Khalip reviews the history of discussions about such a base going back to 2009, discussions that she says were broken off after the war in Ukraine began. Then, in October 2014, Moscow announced that the plans for a base had not been cancelled but simply delayed, the prelude to Putin’s September 19 decree calling for an agreement between Moscow and Mensk.
That war also prompted Lukashenka to seek better ties with the West, especially as Moscow appears to have run out of money to finance his regime. But Putin’s order upended the Belarusian leader’s efforts in that regard: It is one thing to deal with a dictator who doesn’t threaten Europe; it is another to deal with “an ally of Russia with a military base on its territory.”
As the “Novaya gazeta” journalist points out, for many years, “Poland and Bulgaria and Romania and the Baltic countries called for NATO to put military bases on their territories,” but “only the war in Ukraine prompted the countries of the alliance to action in the countries of Eastern Europe.”

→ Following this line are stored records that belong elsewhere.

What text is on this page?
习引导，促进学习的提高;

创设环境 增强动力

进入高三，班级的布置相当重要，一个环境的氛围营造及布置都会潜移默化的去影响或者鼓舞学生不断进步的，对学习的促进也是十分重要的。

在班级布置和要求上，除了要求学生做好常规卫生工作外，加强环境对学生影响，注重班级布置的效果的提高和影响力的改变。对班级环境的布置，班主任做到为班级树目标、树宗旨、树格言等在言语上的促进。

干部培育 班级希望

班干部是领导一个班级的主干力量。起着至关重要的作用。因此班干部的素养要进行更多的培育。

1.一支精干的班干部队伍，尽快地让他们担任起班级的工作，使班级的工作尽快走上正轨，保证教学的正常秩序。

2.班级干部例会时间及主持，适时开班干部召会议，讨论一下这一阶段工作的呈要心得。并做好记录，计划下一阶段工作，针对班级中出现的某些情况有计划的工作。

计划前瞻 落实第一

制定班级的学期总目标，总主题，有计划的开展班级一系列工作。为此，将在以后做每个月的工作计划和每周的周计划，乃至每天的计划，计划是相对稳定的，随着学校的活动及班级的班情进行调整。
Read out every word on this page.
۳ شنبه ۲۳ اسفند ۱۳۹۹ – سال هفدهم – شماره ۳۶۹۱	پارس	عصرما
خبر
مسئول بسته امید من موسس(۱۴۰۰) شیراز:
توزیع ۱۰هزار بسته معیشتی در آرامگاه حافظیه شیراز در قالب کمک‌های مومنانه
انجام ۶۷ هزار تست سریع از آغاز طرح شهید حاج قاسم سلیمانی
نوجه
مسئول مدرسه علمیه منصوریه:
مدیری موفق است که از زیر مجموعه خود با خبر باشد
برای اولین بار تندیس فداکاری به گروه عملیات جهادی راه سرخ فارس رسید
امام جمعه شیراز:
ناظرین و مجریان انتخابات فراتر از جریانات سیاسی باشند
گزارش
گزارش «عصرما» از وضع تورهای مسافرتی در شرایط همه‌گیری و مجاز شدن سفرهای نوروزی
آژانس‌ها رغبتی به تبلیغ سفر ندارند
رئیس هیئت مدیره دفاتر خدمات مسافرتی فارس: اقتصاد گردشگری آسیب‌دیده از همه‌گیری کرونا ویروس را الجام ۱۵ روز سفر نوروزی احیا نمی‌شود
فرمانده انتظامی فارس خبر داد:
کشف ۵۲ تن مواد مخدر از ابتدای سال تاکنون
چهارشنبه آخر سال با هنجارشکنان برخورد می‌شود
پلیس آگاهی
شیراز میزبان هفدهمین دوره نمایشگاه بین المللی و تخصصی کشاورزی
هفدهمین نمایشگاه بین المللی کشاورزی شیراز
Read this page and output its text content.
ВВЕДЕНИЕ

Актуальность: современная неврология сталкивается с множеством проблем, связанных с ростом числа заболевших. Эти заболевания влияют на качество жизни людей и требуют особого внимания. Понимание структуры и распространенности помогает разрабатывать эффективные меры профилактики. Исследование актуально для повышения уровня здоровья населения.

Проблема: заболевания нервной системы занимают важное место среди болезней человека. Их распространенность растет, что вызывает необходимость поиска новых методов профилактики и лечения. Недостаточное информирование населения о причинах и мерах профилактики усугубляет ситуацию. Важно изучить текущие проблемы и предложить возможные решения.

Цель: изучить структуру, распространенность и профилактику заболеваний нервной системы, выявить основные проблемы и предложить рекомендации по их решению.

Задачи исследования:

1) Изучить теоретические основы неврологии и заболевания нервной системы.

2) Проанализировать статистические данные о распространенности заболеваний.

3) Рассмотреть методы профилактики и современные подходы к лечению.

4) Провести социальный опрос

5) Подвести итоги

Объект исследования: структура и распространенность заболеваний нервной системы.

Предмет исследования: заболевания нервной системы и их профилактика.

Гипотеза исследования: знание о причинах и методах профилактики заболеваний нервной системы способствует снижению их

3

That means that “the opening of a Russian military base in Belarus” would be an indication that Putin “with the help of Alyaksandr Lukashenka” has begun a new phase in a new arms race because–unlike the two other Russian military facilities in Belarus now–Russian forces would be at the new one.
This too would “again change the military and geopolitical map of the world,” she concludes, something that could lead to a further escalation of tensions and possibly to new demands for some kind of “grand bargain” between Russia and the West, either of which might suit Putin’s interests if not those of the West.